Мамочкин сынок (Лиханов) - страница 11

По радио тогда не шутили, что Дед Мороз воюет с врагами на нашей стороне, что он нам помогает побеждать. Это уже после войны стали рассказывать, что некоторые немецкие части в сильные морозы не выдерживали и отступали. Потом про морозы перестали говорить совсем.

И вдруг... Вдруг с работы в детсад прибегает мама.

Я ничего не соображу, но всё вокруг говорят, кричат, смеются мне:

— Папа! Папа! Твой папа!

Я скатываюсь с лестницы и только тут постигаю великую — ну просто небывалую, невероятную, никак не жданную новость — папу привезли в эвакогоспиталь, где работает мама.

Раненого!

Мама обнимает меня, торопливо одевает, перевязывает горло шарфом, и мы бежим к ней на работу. В эвакогоспиталь! К отцу!

По дороге она рассказывает, что папу ранило под Москвой, но он не мог, не имел права писать, где находится, да и времени даже на письмо никак не находилось — всё ждал какой-то остановки, пусть минутной, — а их пересаживали с поездов на машины, и с машин на поезда, потом они двигались пешком, окапывались, готовились к бою. Чуть ли не первым же вражеским снарядом отца зацепило, как он потом объяснит мне, “чиркнуло” осколком.

Но в тот раз мы почти бежали от детского сада к маминому госпиталю, и она без конца повторяла, какие же чудесные у неё подруги по лаборатории: узнав, что в госпиталь привезли моего папу и маминого мужа, пошли к своему начмеду Викторову, и тот сам велел маме бежать за сыном! То есть за мной!

Во мне, конечно, немножечко разливалось что-то хорошее, почему-то же все сразу поняли, что отцу надо срочно повидаться со мной, с мамой-то они уже встретились! Но все нежности и добрые чувства отодвигались в сторону, пока мы пересекали полгорода пешком, потом мама вела меня в госпиталь через вход для сотрудников, раздевала в лаборатории, брала меня за ладонь, мы двигались по коридору, отчего-то крепко пропахшему щами — и поднялись, наконец, на обширную площадку, откуда шла вниз широкая лестница, ведущая к красивым, старинным, но закрытым дверям.

По существу это пространство было обыкновенной лестничной площадкой, только очень большой, предназначенной не только для передвижений, но даже для прогулок по ней красиво одетых старинных людей, курящих длинные папиросы в красивых мундштуках, дам в платьях до земли и в шляпках. Да ещё и с бокалами шампанского в руках.

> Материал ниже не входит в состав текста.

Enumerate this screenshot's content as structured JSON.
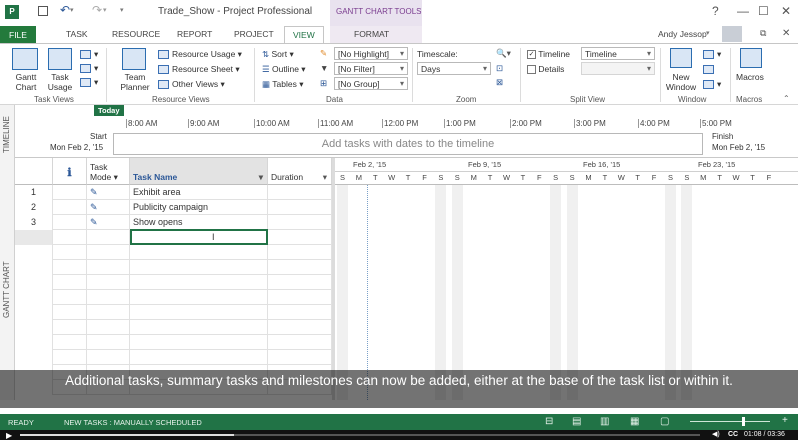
{
  "titlebar": {
    "title": "Trade_Show - Project Professional",
    "context_title": "GANTT CHART TOOLS",
    "help": "?",
    "minimize": "—",
    "maximize": "☐",
    "close": "✕"
  },
  "tabs": {
    "file": "FILE",
    "task": "TASK",
    "resource": "RESOURCE",
    "report": "REPORT",
    "project": "PROJECT",
    "view": "VIEW",
    "format": "FORMAT",
    "user": "Andy Jessop"
  },
  "ribbon": {
    "task_views": {
      "label": "Task Views",
      "gantt_chart": "Gantt Chart",
      "task_usage": "Task Usage"
    },
    "resource_views": {
      "label": "Resource Views",
      "team_planner": "Team Planner",
      "resource_usage": "Resource Usage",
      "resource_sheet": "Resource Sheet",
      "other_views": "Other Views"
    },
    "data": {
      "label": "Data",
      "sort": "Sort",
      "outline": "Outline",
      "tables": "Tables",
      "highlight": "[No Highlight]",
      "filter": "[No Filter]",
      "group": "[No Group]"
    },
    "zoom": {
      "label": "Zoom",
      "timescale_label": "Timescale:",
      "timescale_value": "Days"
    },
    "split_view": {
      "label": "Split View",
      "timeline_check": "Timeline",
      "timeline_value": "Timeline",
      "details_check": "Details"
    },
    "window": {
      "label": "Window",
      "new_window": "New Window"
    },
    "macros": {
      "label": "Macros",
      "macros": "Macros"
    }
  },
  "timeline": {
    "side_label": "TIMELINE",
    "today": "Today",
    "start_label": "Start",
    "start_date": "Mon Feb 2, '15",
    "finish_label": "Finish",
    "finish_date": "Mon Feb 2, '15",
    "placeholder": "Add tasks with dates to the timeline",
    "ticks": [
      "8:00 AM",
      "9:00 AM",
      "10:00 AM",
      "11:00 AM",
      "12:00 PM",
      "1:00 PM",
      "2:00 PM",
      "3:00 PM",
      "4:00 PM",
      "5:00 PM"
    ]
  },
  "gantt": {
    "side_label": "GANTT CHART",
    "headers": {
      "info": "ℹ",
      "task_mode": "Task Mode",
      "task_name": "Task Name",
      "duration": "Duration"
    },
    "rows": [
      {
        "id": "1",
        "name": "Exhibit area"
      },
      {
        "id": "2",
        "name": "Publicity campaign"
      },
      {
        "id": "3",
        "name": "Show opens"
      }
    ],
    "weeks": [
      "Feb 2, '15",
      "Feb 9, '15",
      "Feb 16, '15",
      "Feb 23, '15"
    ],
    "days": [
      "S",
      "M",
      "T",
      "W",
      "T",
      "F",
      "S",
      "S",
      "M",
      "T",
      "W",
      "T",
      "F",
      "S",
      "S",
      "M",
      "T",
      "W",
      "T",
      "F",
      "S",
      "S",
      "M",
      "T",
      "W",
      "T",
      "F"
    ]
  },
  "caption": "Additional tasks, summary tasks and milestones can now be added, either at the base of the task list or within it.",
  "status": {
    "ready": "READY",
    "new_tasks": "NEW TASKS : MANUALLY SCHEDULED",
    "time": "01:08 / 03:36",
    "cc": "CC"
  },
  "colors": {
    "accent": "#217346",
    "context": "#7a3c8f"
  }
}
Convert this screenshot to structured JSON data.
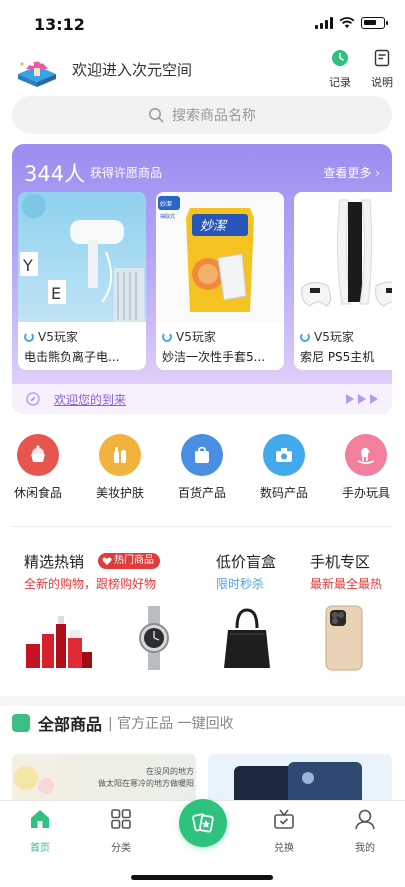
{
  "status_bar": {
    "time": "13:12"
  },
  "header": {
    "title": "欢迎进入次元空间",
    "record_label": "记录",
    "guide_label": "说明"
  },
  "search": {
    "placeholder": "搜索商品名称"
  },
  "license": {
    "count": "344人",
    "subtitle": "获得许愿商品",
    "more": "查看更多 ›",
    "items": [
      {
        "brand": "V5玩家",
        "name": "电击熊负离子电..."
      },
      {
        "brand": "V5玩家",
        "name": "妙洁一次性手套5..."
      },
      {
        "brand": "V5玩家",
        "name": "索尼 PS5主机"
      }
    ],
    "product_text": {
      "box_brand": "妙潔",
      "box_sub": "抽取式",
      "bag_brand": "妙潔"
    },
    "welcome": "欢迎您的到来"
  },
  "categories": [
    {
      "label": "休闲食品",
      "color": "#e8554f"
    },
    {
      "label": "美妆护肤",
      "color": "#f2b23e"
    },
    {
      "label": "百货产品",
      "color": "#4a8fe2"
    },
    {
      "label": "数码产品",
      "color": "#41a9ec"
    },
    {
      "label": "手办玩具",
      "color": "#f27f9b"
    }
  ],
  "promos": {
    "hot": {
      "title": "精选热销",
      "badge": "热门商品",
      "sub": "全新的购物，跟榜购好物"
    },
    "blind": {
      "title": "低价盲盒",
      "sub": "限时秒杀"
    },
    "phone": {
      "title": "手机专区",
      "sub": "最新最全最热"
    }
  },
  "all_goods": {
    "title": "全部商品",
    "subtitle": "| 官方正品 一键回收",
    "banner_line1": "在没风的地方",
    "banner_line2": "做太阳在寒冷的地方做暖阳"
  },
  "tabbar": {
    "home": "首页",
    "category": "分类",
    "exchange": "兑换",
    "mine": "我的"
  },
  "colors": {
    "accent": "#2ec27e",
    "hot_red": "#e23b3b",
    "sale_blue": "#4aa3e8"
  }
}
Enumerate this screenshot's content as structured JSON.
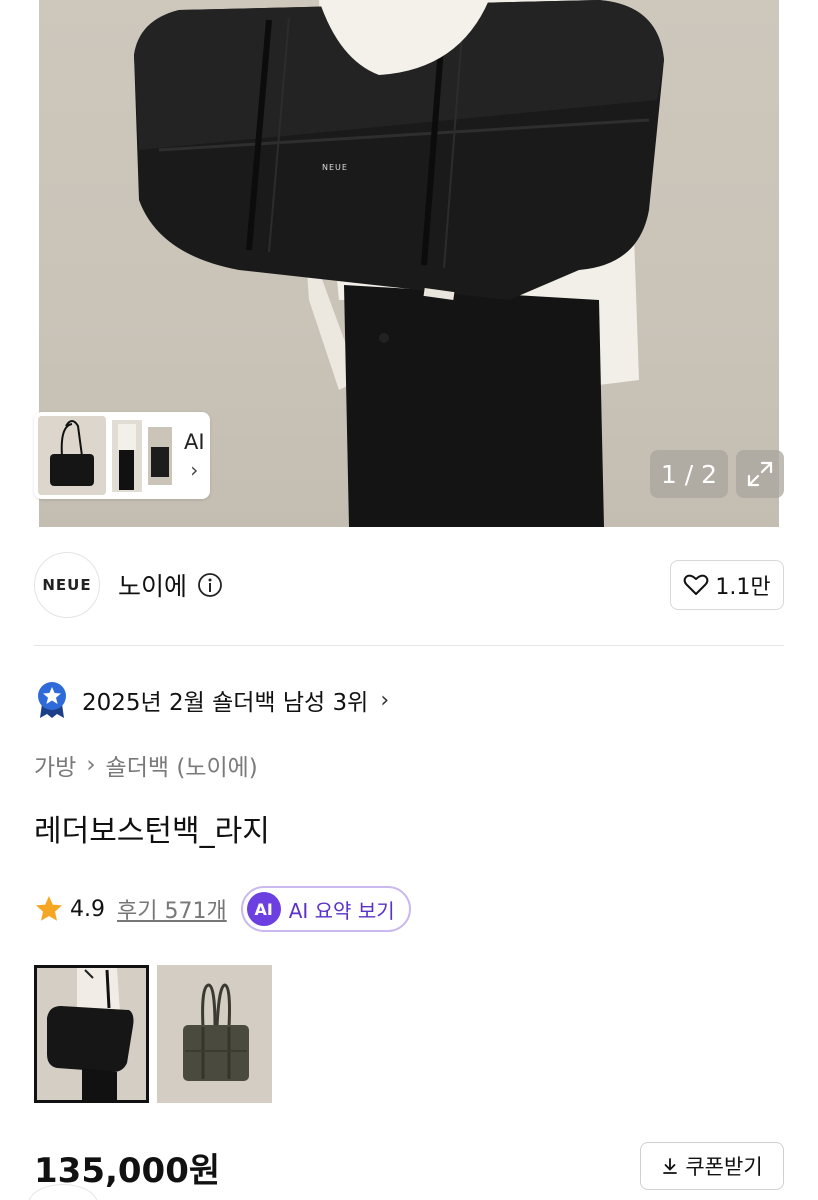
{
  "hero": {
    "ai_label": "AI",
    "ai_chevron": "›",
    "counter": "1 / 2",
    "bag_logo": "NEUE",
    "expand_icon": "expand-icon"
  },
  "brand": {
    "logo_text": "NEUE",
    "name": "노이에",
    "info_icon": "info-icon",
    "likes": "1.1만"
  },
  "ranking": {
    "text": "2025년 2월 숄더백 남성 3위",
    "chevron": "›",
    "icon": "medal-star-icon",
    "icon_color": "#2f6bd8"
  },
  "breadcrumb": {
    "category": "가방",
    "separator": "›",
    "subcategory": "숄더백 (노이에)"
  },
  "product": {
    "title": "레더보스턴백_라지",
    "rating": "4.9",
    "reviews": "후기 571개",
    "ai_badge": "AI",
    "ai_summary": "AI 요약 보기",
    "price": "135,000원",
    "coupon": "쿠폰받기",
    "coupon_icon": "download-icon"
  },
  "colors": {
    "star": "#f5a623",
    "ai_purple": "#6b3fe0",
    "rank_blue": "#2f6bd8"
  }
}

Но теперь здесь стояли впритык друг к другу железные госпитальные койки, много коек. Неожиданно я услышал чей-то стон, сжался мгновенно и стал оглядываться. Тут-то меня и окликнули по имени:

— Николай!

Я сразу узнал голос отца и не успел удивиться, что он окликнул меня совсем по-взрослому, полным именем. Я развернулся на голос и торопливо, обходя кровати, двинулся на него, ещё не видя папу! Потом увидел!